Search code examples
pythonpython-3.xabstract-syntax-tree

How can I parse ast.Assign objects?


I'm trying to extract information on the top level assignments of my python code with ast, but am not too familiar with how to effectively parse it.

For example

import some_module

a = 1
b = some_module.load_number("some_path")

def plus(a,b):
   return a + b

c = plus(a,b)

I would like to be able to extract from this, a list of assignment expressions with data like the following:

{
'targets' : 'a',
'type' : 'static_value',
'value' : 1
},

{
'targets' : 'b',
'type' : 'function',
'value' : 'some_module.load_number'
'inputs' : ['some_path']
},

{
'targets' : 'c',
'type' : 'function',
'value' : 'plus'
'inputs' : ['var.a', 'var.b']
},

I care only about assignments. My current approach would work something like this.

import ast
with open("test_code.py", "rb") as f:
   content = f.read()
code = ast.parse(content)
results = []

def parse_assignment(node):
   targets = [x.id for x in node.targets] #extract variables names being assigned to

   ### Extract assigned values for primitives; only str shown for brevity
   if isinstance(node.value, ast.Str):
      values = [node.value.s]
      type = 'str'
   
   ### Function call version
   elif isinstance(node.value, ast.Call):
      values = [node.value.func.value.id],
      type = ['function']

   return {'targets' : targets, 'values' : values, 'types' : types}

for node in ast.walk(code):
   if isinstance(node, ast.Assign):
      print(node)
      results = results + parse_assignment(node)

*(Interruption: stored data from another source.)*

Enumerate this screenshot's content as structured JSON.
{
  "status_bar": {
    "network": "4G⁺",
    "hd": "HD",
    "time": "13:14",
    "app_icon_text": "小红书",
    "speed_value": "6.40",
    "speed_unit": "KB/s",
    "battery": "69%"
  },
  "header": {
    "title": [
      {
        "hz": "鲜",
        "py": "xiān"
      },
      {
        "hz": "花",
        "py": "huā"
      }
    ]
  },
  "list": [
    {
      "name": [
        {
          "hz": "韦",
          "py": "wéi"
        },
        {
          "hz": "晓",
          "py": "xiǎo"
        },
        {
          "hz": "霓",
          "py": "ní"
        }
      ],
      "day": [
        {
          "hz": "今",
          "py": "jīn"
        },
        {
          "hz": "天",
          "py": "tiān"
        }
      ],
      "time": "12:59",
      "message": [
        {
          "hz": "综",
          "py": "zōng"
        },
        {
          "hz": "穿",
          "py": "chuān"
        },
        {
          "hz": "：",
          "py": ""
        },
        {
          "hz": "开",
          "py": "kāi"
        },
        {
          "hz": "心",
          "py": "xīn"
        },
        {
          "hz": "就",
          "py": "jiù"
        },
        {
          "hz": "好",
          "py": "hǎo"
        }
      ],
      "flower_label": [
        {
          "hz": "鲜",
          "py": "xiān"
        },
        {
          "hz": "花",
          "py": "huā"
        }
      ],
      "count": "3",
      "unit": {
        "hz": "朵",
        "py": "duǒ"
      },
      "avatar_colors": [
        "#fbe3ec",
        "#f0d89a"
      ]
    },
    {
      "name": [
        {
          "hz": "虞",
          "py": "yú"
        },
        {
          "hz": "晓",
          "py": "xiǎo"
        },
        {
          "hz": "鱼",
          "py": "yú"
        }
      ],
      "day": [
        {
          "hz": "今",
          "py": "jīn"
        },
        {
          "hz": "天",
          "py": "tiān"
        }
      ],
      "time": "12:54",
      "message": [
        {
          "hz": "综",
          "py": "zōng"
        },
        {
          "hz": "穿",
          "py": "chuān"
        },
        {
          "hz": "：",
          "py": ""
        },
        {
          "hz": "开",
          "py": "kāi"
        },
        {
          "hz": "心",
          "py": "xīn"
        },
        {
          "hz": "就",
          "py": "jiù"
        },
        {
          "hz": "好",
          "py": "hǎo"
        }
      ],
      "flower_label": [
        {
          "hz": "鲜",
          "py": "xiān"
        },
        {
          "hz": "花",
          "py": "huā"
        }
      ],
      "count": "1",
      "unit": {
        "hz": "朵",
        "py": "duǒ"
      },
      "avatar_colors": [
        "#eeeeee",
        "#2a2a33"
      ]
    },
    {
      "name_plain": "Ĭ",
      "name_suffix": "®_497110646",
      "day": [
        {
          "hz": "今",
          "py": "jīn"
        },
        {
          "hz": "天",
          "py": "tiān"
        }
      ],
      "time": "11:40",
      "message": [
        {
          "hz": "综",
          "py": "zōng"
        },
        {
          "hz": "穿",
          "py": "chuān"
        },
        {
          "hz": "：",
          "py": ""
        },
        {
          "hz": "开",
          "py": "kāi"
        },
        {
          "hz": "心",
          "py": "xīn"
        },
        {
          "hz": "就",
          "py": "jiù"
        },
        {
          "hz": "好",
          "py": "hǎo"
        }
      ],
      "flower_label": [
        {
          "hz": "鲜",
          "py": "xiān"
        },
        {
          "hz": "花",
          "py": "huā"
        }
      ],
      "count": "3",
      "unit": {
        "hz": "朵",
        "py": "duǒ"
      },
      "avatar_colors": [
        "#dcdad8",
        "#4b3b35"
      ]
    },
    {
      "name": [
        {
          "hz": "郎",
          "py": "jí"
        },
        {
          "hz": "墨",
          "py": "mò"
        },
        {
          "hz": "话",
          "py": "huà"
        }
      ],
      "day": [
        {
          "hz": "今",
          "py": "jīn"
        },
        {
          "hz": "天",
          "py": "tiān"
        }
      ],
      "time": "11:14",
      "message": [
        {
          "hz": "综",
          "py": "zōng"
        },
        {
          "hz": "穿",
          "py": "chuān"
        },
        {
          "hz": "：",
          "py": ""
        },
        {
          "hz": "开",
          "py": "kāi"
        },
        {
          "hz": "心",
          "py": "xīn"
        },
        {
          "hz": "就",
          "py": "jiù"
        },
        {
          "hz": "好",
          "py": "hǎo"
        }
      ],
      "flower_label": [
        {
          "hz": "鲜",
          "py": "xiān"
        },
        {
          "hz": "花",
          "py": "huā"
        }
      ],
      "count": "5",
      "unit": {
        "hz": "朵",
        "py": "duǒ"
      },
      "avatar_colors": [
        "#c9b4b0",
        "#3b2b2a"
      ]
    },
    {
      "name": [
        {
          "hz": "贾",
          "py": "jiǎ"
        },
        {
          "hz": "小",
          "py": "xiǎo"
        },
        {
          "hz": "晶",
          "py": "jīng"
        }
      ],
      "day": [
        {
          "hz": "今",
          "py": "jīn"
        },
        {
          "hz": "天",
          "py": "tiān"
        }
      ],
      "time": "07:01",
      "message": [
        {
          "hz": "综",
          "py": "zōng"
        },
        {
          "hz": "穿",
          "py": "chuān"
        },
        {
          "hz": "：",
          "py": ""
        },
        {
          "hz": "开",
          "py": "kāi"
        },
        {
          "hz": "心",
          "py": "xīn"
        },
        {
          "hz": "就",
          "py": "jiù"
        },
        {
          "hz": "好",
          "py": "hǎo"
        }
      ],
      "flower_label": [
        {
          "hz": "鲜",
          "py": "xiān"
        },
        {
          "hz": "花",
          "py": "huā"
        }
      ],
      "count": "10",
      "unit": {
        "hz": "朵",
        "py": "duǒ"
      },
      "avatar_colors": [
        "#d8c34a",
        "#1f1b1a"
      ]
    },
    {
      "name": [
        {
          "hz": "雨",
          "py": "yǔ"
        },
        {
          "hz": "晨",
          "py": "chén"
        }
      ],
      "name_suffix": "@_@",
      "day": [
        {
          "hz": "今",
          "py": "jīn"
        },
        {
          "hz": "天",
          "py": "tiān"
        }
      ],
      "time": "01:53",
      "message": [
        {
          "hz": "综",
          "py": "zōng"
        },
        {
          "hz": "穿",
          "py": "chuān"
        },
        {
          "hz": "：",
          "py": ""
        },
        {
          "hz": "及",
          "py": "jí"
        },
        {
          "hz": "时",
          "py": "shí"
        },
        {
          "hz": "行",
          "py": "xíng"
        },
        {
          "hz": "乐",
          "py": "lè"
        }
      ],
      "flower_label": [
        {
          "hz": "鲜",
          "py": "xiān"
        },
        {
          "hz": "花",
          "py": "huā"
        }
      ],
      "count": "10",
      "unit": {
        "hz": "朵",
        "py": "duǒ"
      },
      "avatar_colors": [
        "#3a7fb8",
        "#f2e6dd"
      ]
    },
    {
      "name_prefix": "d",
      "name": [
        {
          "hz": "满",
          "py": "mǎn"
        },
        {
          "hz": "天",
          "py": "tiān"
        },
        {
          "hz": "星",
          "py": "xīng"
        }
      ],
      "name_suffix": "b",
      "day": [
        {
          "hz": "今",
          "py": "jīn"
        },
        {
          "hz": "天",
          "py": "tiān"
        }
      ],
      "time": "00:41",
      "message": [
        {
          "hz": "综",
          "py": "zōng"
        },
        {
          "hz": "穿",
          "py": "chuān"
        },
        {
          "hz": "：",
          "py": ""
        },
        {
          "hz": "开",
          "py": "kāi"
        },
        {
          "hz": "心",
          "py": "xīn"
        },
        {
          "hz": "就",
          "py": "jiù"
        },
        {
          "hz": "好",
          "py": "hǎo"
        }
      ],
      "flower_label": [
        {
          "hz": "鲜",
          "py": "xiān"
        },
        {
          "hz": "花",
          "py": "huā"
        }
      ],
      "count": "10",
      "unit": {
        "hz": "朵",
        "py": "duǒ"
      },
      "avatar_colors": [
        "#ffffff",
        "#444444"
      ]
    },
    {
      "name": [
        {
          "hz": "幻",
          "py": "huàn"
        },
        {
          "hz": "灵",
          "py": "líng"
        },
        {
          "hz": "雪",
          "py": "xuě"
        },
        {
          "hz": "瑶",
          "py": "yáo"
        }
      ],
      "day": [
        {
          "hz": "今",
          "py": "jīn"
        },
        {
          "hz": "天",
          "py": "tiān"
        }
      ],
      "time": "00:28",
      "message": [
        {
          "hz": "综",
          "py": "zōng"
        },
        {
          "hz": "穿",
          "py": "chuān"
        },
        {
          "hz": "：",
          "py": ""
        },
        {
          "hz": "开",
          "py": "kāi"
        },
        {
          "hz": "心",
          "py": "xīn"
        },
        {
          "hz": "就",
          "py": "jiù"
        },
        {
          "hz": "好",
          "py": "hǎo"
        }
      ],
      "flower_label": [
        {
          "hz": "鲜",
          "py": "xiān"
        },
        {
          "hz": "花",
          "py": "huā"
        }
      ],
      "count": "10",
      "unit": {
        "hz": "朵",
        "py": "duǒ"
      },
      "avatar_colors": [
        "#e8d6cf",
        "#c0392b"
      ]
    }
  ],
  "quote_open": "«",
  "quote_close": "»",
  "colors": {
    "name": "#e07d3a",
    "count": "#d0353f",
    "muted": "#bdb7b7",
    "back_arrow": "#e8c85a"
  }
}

I have two problems with the approach shown here:

  1. I do not think ast.walk is a good idea here as it seems to be recursive and may pick up assignments within a function definition or something. I want only top level assignments.

  2. The way I'm parsing the function names seems to be incorrect. In this example I want to parse out some_module.load_number but I instead get some_module. How can I get the full function name from an ast.Call object?


Solution

  • Instead of ast.walk, just iterate over code.body and pick out the Assign objects.

    As for the function name, the Call value has a func attribute whose value is an Attribute node, whose value is the module name and whose attr is the attribute that actually references the function.

    >>> >>> call = code.body[2].value.func
    >>> f'{call.value.id}.{call.attr}'
    'some_module.load_number'
    

    Note that in general, the func attribute of a Call node could be an arbitrary expression whose run-time value is a callable.